Software build systems specify how source code is transformed into deliverables. Keeping build systems in sync with the software artifacts that they build while retaining their capacity to quickly produce updated deliverables requires a serious investment of development effort. Enticed by advanced features, several software teams have migrated their build systems to a modern generation of build technologies (e.g., Bazel, Buck), which aim to reduce the maintenance and execution overhead that build systems impose on development. However, not all migrations lead to perceived improvements, ultimately culminating in abandonment of the build technology. While prior work has focused on upward migration towards more advanced technologies, so-called downgrades, i.e., abandonment of a modern build technology in favour of a traditional one, remains largely unexplored.

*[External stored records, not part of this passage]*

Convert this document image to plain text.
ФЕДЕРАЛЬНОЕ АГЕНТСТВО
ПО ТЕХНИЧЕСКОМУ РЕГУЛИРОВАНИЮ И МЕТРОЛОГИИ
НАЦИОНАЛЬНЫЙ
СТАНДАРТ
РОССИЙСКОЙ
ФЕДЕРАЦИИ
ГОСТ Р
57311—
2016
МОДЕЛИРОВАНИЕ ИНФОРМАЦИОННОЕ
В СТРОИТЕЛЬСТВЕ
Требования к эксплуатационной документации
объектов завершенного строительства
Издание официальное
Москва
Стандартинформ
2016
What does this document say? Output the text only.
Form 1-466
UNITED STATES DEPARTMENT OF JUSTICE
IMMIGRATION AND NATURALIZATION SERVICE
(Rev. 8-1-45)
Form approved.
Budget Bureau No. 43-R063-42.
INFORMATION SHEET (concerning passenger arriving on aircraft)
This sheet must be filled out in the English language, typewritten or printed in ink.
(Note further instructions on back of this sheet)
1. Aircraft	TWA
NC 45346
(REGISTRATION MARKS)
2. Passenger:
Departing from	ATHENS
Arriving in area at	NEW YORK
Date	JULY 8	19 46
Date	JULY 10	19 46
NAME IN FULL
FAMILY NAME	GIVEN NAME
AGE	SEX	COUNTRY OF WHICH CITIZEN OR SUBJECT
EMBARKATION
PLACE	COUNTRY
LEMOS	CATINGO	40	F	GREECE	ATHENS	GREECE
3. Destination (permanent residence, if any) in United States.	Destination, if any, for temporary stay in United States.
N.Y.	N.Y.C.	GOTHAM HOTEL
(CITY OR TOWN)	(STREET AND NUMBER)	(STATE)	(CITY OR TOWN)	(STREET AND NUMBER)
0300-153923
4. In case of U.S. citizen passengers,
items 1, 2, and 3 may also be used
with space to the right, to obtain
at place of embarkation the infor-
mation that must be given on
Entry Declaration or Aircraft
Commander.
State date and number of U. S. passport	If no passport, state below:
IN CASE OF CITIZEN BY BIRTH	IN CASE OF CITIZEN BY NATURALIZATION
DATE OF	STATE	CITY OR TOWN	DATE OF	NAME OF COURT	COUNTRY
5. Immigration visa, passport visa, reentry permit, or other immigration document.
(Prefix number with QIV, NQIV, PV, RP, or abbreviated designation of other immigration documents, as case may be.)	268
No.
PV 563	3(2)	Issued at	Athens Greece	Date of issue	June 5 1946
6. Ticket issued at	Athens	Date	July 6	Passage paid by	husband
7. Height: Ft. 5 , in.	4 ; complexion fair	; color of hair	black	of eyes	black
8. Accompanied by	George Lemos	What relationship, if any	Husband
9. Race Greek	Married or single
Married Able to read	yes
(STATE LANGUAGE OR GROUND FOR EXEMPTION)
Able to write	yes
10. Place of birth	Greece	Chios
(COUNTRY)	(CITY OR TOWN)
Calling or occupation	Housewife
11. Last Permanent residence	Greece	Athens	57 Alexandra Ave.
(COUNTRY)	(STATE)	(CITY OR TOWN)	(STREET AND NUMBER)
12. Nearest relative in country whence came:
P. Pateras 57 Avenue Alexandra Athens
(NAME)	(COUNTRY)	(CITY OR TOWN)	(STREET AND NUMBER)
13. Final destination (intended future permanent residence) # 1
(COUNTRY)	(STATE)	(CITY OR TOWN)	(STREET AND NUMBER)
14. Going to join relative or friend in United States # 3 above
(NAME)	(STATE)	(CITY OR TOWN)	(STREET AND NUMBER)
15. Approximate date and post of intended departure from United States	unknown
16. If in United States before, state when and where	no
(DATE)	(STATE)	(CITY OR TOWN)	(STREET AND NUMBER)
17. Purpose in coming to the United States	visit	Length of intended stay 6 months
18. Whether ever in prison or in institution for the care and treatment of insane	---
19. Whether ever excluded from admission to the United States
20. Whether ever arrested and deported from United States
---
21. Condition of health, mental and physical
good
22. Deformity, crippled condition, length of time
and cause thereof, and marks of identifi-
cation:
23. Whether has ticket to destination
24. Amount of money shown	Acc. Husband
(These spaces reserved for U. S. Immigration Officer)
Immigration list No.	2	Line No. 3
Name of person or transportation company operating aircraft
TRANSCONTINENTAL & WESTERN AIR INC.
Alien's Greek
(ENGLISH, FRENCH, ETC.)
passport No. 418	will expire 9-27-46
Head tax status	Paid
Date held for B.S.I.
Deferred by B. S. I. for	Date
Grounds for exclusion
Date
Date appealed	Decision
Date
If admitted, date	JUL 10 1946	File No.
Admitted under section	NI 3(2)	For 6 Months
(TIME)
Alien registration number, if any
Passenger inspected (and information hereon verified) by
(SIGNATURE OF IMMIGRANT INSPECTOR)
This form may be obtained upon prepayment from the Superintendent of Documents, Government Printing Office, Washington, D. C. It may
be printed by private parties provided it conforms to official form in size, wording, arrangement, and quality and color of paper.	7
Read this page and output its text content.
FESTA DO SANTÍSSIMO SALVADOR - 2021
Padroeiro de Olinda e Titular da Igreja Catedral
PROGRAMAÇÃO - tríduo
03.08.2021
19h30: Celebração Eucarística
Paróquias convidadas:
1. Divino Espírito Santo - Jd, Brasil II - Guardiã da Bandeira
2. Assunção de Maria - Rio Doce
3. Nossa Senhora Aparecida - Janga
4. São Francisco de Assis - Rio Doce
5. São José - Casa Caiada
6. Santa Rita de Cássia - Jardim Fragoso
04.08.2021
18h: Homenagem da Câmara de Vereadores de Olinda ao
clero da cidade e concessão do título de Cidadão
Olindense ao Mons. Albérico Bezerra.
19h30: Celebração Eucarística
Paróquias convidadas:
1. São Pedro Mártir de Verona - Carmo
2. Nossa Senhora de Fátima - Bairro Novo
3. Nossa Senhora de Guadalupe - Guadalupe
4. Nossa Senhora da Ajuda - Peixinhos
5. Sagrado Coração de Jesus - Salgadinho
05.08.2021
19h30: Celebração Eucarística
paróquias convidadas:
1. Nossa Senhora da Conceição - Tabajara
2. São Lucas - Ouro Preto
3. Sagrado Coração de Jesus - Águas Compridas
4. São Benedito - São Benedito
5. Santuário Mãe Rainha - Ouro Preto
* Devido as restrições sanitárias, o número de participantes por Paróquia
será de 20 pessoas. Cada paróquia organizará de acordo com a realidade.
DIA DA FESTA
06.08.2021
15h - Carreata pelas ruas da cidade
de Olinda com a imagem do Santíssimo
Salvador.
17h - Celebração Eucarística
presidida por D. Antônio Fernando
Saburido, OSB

In this paper, we perform an empirical study to better understand the abandonment of Bazel—a modern build technology with native support for multi-language software projects and (local/distributed) artifact caching. Our investigation of 542 projects that adopt Bazel reveals that (1) 61 projects (11.2%) have abandoned Bazel; and (2) abandonment tends to occur after investing in Bazel for a substantial amount of time (a median of 638 days). Thematic analysis reveals seven recurring reasons for abandonment, such as technical challenges, lack of platform integration, team coordination issues, and upstream trends. After abandoning Bazel, the studied projects have adopted a broad set of alternatives, spanning from language-specific tools like Go Build, to more traditional build technologies like CMake and even pure Make. These results demonstrate that choosing a build technology involves balancing tradeoffs that are not always optimized by adopting the latest technology. This paper also lays the foundation for future work on balancing the tradeoffs that are associated with build technology choice (e.g., feature richness vs. maintenance costs) and the development of tools to support migration away from modern technologies.